The Online Conversation You Should Be Nurturing Around Your Content

The grand experiments that Harvard Business Review, Forbes, McKinsey Quarterly and other business publications have been staging with their online editions if anything are proving one point: Readers don’t want to be just readers anymore. They want to engage in online discussions about the articles they’ve read – discussions not only with the authors but with other readers as well.

If you work in a professional services or other B2B firm that uses thought-leading content to attract customers, you should be watching these experiments very closely. (Editors at HBR, Forbes and McKinsey Quarterly who are helping to nurture these online discussions talked about how they do it in a Sept. 28 seminar by the Association of Management Consulting Firms.) Your firm, too, should be thinking about how to draw potential clients into your orbit through this online device.

chatIf you go to the web pages of these publications, you’ll quickly discover this: Readers no longer want to be passive participants in a monologue. They want to engage in dialogue with an expert who addresses an issue dear to their hearts -- or, as Fred Allen, Forbes.com’s Leadership section editor, put it in a recent phone call, a “conversation.”

Fred should know. Some online articles in the Leadership section he edits can attract hundreds of “reader” comments and more than 1 million views. Forbes.com’s online audience has doubled to 30 million monthly unique viewers in just the last year. So you can see why I put quotation marks around the word “reader.” It’s a limiting term. Even “viewer” doesn’t fully capture it. Viewers who comment on articles are participants in online conversations.

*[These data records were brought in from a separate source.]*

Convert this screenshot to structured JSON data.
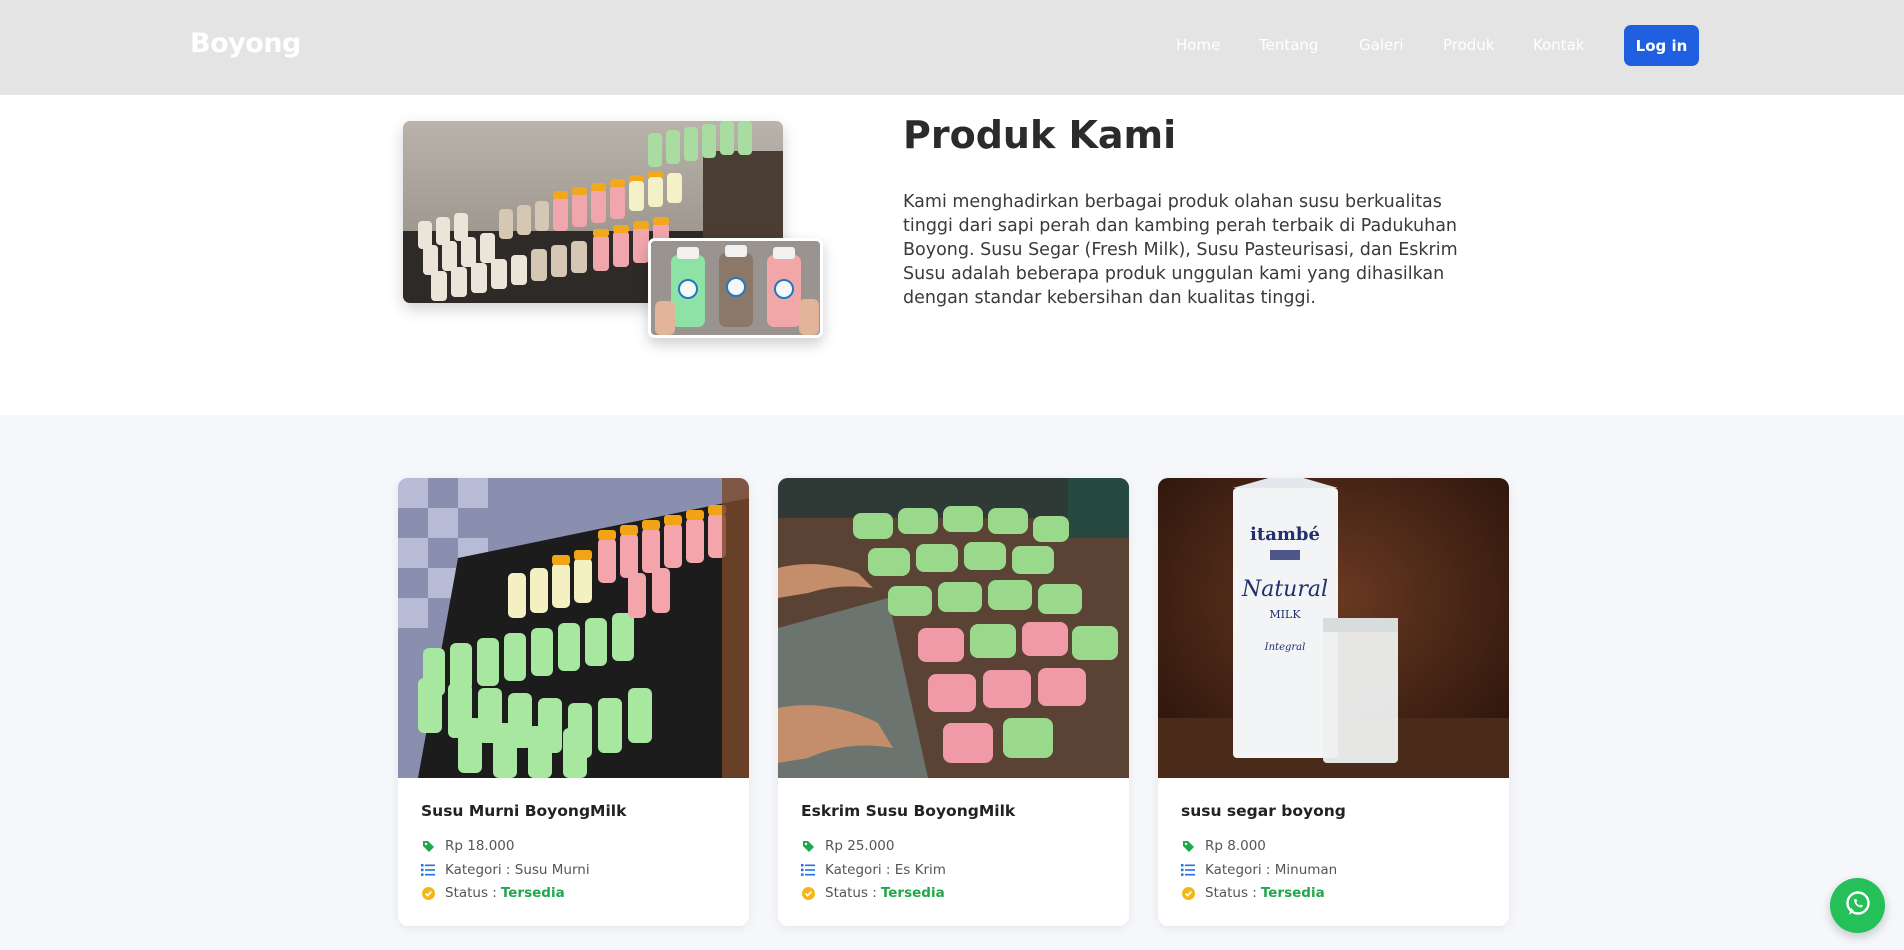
{
  "header": {
    "brand": "Boyong",
    "nav": [
      "Home",
      "Tentang",
      "Galeri",
      "Produk",
      "Kontak"
    ],
    "login_label": "Log in",
    "accent_color": "#1f5fe0"
  },
  "intro": {
    "title": "Produk Kami",
    "text": "Kami menghadirkan berbagai produk olahan susu berkualitas tinggi dari sapi perah dan kambing perah terbaik di Padukuhan Boyong. Susu Segar (Fresh Milk), Susu Pasteurisasi, dan Eskrim Susu adalah beberapa produk unggulan kami yang dihasilkan dengan standar kebersihan dan kualitas tinggi."
  },
  "products": [
    {
      "title": "Susu Murni BoyongMilk",
      "price": "Rp 18.000",
      "category": "Kategori : Susu Murni",
      "status_label": "Status :",
      "status_value": "Tersedia"
    },
    {
      "title": "Eskrim Susu BoyongMilk",
      "price": "Rp 25.000",
      "category": "Kategori : Es Krim",
      "status_label": "Status :",
      "status_value": "Tersedia"
    },
    {
      "title": "susu segar boyong",
      "price": "Rp 8.000",
      "category": "Kategori : Minuman",
      "status_label": "Status :",
      "status_value": "Tersedia"
    }
  ],
  "icons": {
    "price": "tag-icon",
    "category": "list-icon",
    "status": "check-circle-icon",
    "floating": "whatsapp-icon"
  },
  "colors": {
    "status": "#1fa84a",
    "tag": "#1fa84a",
    "list": "#1f6fe0",
    "check": "#f2b818",
    "whatsapp": "#25c05a"
  }
}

Professional services and other B2B firms are missing the boat if they aren’t shifting their online publications from monologues to dialogues/conversations. (You can read our deep dive on this here.) They are missing out on what I predict will become one the most effective relationship-building tools for the rest of this decade.

So what's the basis for my prediction? It’s the advantages that your potential clients get from engaging with you in online conversations around your content, your codified expertise on an issue. For your clients, I see three big advantages over the prevailing monologue model for publishing thought leadership content:

  1. The conversation doesn’t evaporate: A prospect who is so inspired to talk to you after reading your article can quickly forget the additional nuggets you voiced to him.  By responding to an online comment, you further capture your expertise for the prospect to go back to repeatedly.

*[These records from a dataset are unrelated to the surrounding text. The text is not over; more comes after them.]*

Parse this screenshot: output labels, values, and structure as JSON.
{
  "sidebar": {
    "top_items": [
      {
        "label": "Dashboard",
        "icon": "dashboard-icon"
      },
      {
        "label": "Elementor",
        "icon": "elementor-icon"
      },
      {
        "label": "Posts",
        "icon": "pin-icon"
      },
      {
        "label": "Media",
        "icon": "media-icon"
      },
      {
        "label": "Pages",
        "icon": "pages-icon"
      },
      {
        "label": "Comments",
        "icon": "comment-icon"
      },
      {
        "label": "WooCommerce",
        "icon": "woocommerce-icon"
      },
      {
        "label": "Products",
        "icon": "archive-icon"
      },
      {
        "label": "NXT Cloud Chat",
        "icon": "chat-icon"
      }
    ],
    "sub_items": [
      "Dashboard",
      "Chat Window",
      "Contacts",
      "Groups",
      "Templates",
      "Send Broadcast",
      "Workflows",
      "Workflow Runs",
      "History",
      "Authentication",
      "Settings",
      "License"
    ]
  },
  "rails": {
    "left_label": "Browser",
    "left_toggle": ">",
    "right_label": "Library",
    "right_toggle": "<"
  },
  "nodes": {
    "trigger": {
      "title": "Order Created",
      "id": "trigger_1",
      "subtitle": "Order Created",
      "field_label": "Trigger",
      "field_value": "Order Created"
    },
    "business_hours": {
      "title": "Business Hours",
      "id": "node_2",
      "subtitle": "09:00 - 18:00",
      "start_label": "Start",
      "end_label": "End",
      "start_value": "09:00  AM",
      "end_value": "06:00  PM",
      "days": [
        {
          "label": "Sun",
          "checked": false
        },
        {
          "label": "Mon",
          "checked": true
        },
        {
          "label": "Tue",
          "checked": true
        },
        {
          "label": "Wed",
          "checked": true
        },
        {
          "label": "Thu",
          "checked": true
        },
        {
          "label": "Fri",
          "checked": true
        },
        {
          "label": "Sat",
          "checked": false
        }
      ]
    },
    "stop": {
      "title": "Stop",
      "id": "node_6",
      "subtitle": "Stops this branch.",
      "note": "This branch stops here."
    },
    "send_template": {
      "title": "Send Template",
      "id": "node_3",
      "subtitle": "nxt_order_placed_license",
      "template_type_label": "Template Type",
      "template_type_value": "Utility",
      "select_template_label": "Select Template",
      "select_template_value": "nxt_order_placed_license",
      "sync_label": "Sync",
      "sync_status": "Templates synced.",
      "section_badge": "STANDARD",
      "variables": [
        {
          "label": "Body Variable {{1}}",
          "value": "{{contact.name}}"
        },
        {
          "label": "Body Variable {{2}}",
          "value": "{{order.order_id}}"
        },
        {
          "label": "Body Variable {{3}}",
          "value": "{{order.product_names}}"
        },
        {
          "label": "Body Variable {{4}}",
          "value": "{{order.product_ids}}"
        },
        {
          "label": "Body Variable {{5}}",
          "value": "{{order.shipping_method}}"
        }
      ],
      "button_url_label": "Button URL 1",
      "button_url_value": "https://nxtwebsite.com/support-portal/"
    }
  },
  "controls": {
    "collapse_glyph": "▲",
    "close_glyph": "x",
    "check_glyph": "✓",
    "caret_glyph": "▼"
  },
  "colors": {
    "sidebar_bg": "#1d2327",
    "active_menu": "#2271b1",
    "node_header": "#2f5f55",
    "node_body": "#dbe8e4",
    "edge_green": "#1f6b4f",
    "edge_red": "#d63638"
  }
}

  2. The prospect’s tire-kicking becomes a team sport: A prospect benefits when other prospects “kick the tires” of the expert online for all to see by asking probing questions that demand substantive responses. A phone call or in-person discussion means I have to rely just on my own probing questions to kick your tires. I’d rather have more tire-kickers than just me.

  3. The expert’s online responses become a Rorschach test that can reveal his personality. If the expert belittles a question about his article, that’s a sign of how things might be in an engagement. If an expert acts as if he knows everything, that’s another bad sign. On the other hand, if the expert treats commenters gracefully and thoughtfully, that increases my interest in talking to him.

HBR, Forbes and McKinsey Quarterly have built huge online audiences that actively weigh in on the content they read. Their online publications have spawned a professional firm’s dream: a dedicated group of people who are actively interested in their expertise. All of us have much to learn from their pioneering efforts.